İlk tespitlerde kötü hava koşulları ve teknik eksikliklere bağlanan kazada, bir yandan Cumhurbaşkanı Reisi ile birlikte Dışişleri Bakanı, Tebriz İmamı ve Doğu Azerbaycan Valisi’nin aynı helikopterde seyahat ediyor olması zihinleri kurcalarken, uçuş rotası, kazanın oluş şekli, arama kurtarma sürecindeki gri alanlarla birlikte ülke içi çekişmeler ve bölgesel siyasal gerilim suikast iddiaları dahil birçok komplo teorisini besledi.
Kazaya ilişkin bilinmeyenlerin ve kamuoyundan saklananların aydınlatılması giderek daha fazla önem kazansa da, genel siyasi yapıda değişim olup olmayacağı, ne yöne evrilme olabileceği belki ilk işaretini, bu ay sonunda yapılacak Cumhurbaşkanlığı seçimlerinde verecektir.

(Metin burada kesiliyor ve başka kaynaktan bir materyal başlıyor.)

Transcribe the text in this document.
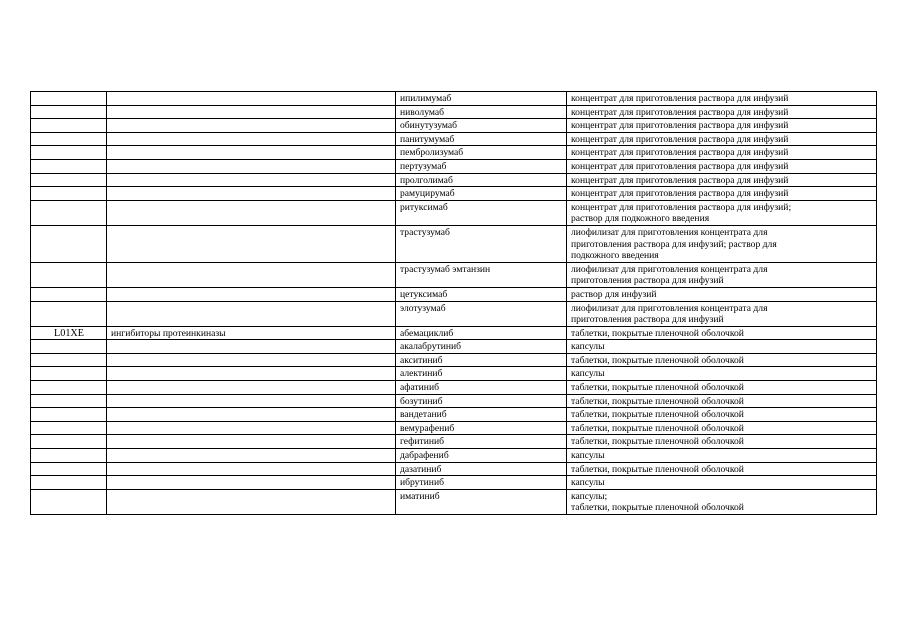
		ипилимумаб	концентрат для приготовления раствора для инфузий
		ниволумаб	концентрат для приготовления раствора для инфузий
		обинутузумаб	концентрат для приготовления раствора для инфузий
		панитумумаб	концентрат для приготовления раствора для инфузий
		пембролизумаб	концентрат для приготовления раствора для инфузий
		пертузумаб	концентрат для приготовления раствора для инфузий
		пролголимаб	концентрат для приготовления раствора для инфузий
		рамуцирумаб	концентрат для приготовления раствора для инфузий
		ритуксимаб	концентрат для приготовления раствора для инфузий;
раствор для подкожного введения
		трастузумаб	лиофилизат для приготовления концентрата для
приготовления раствора для инфузий; раствор для
подкожного введения
		трастузумаб эмтанзин	лиофилизат для приготовления концентрата для
приготовления раствора для инфузий
		цетуксимаб	раствор для инфузий
		элотузумаб	лиофилизат для приготовления концентрата для
приготовления раствора для инфузий
L01XE	ингибиторы протеинкиназы	абемациклиб	таблетки, покрытые пленочной оболочкой
		акалабрутиниб	капсулы
		акситиниб	таблетки, покрытые пленочной оболочкой
		алектиниб	капсулы
		афатиниб	таблетки, покрытые пленочной оболочкой
		бозутиниб	таблетки, покрытые пленочной оболочкой
		вандетаниб	таблетки, покрытые пленочной оболочкой
		вемурафениб	таблетки, покрытые пленочной оболочкой
		гефитиниб	таблетки, покрытые пленочной оболочкой
		дабрафениб	капсулы
		дазатиниб	таблетки, покрытые пленочной оболочкой
		ибрутиниб	капсулы
		иматиниб	капсулы;
таблетки, покрытые пленочной оболочкой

Elbette seçimlerin, İslam Cumhuriyeti’nin temel ideolojik çerçevesinin dışına taşamayacağı, gerçek gücün yine ruhani liderlikte olacağı muhakkaktır.
Seçilecek cumhurbaşkanın toplumsal taleplere kulak veren daha ılımlı bir düzene mi, yoksa Reisi’nin toplumsal öfkeyi arttıran tehditkar çizgisinde mi olacağı veya el yükseltip, daha despot uygulamalara mı evrileceği yeni dönemi şekillendirecektir.

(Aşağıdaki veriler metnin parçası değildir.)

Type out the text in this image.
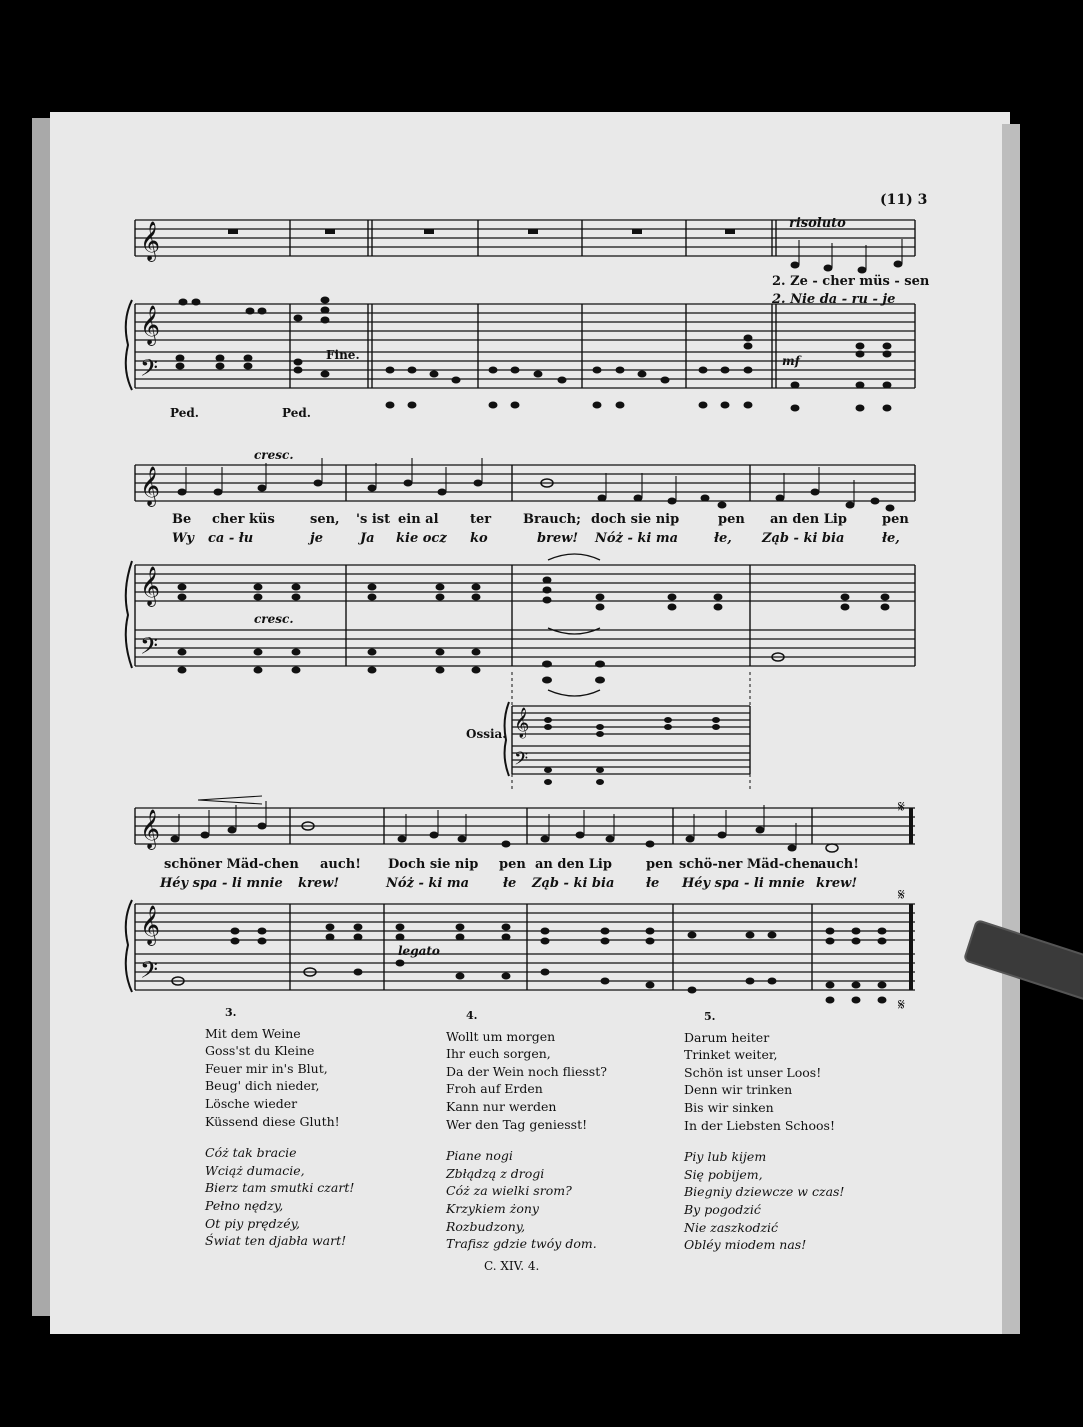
(11) 3
𝄞
𝄞
𝄢
𝄞
𝄞
𝄢
𝄞
𝄢
𝄞
𝄞
𝄢
𝄋
𝄋
𝄋
risoluto
Fine.
cresc.
cresc.
mf
legato
Ossia.
Ped.	Ped.
2. Ze - cher müs - sen
2. Nie da - ru - je
Be cher küs	sen, 's ist ein al ter Brauch; doch sie nip	pen an den Lip	pen
Wy ca - łu	je	Ja kie ocz ko	brew! Nóż - ki ma	łe, Ząb - ki bia	łe,
schöner Mäd-chen auch! Doch sie nip pen an den Lip	pen schö-ner Mäd-chen
auch!
Héy spa - li mnie krew!	Nóż - ki ma	łe Ząb - ki bia łe Héy spa - li mnie krew!
3.
Mit dem Weine
Goss'st du Kleine
Feuer mir in's Blut,
Beug' dich nieder,
Lösche wieder
Küssend diese Gluth!
Cóż tak bracie
Wciąż dumacie,
Bierz tam smutki czart!
Pełno nędzy,
Ot piy prędzéy,
Świat ten djabła wart!
4.
Wollt um morgen
Ihr euch sorgen,
Da der Wein noch fliesst?
Froh auf Erden
Kann nur werden
Wer den Tag geniesst!
Piane nogi
Zbłądzą z drogi
Cóż za wielki srom?
Krzykiem żony
Rozbudzony,
Trafisz gdzie twóy dom.
5.
Darum heiter
Trinket weiter,
Schön ist unser Loos!
Denn wir trinken
Bis wir sinken
In der Liebsten Schoos!
Piy lub kijem
Się pobijem,
Biegniy dziewcze w czas!
By pogodzić
Nie zaszkodzić
Obléy miodem nas!
C. XIV. 4.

28 Haziran’da yapılacak seçimlerde, daha önceki iki başvurusu Anayasayı Koruyucular Konseyi tarafından veto edilmiş olan, bu defa kabul edilmesi halinde eski Cumhurbaşkanı Ahmedinejad’ın yanı sıra iki kadın adayın da yarışması beklenmekte.
Bir yanda 40 yıllık İslami yönetimin olmazsa olmazları, diğer yanda hayat tarzına müdahaleye kitlesel karşı duruş ve iç siyasi entrikalar ile uluslararası tehditlerle aynı anda cebelleşen İran ideolojik çıkmazının hangi siyasi denkleme oturacağı merak konusudur.
Tercih edilecek denklemin rengi, Mollaların gelecekteki yönetim stratejisi ile birlikte Reisi kazası muammasına ilişkin de ipuçları verebilecektir.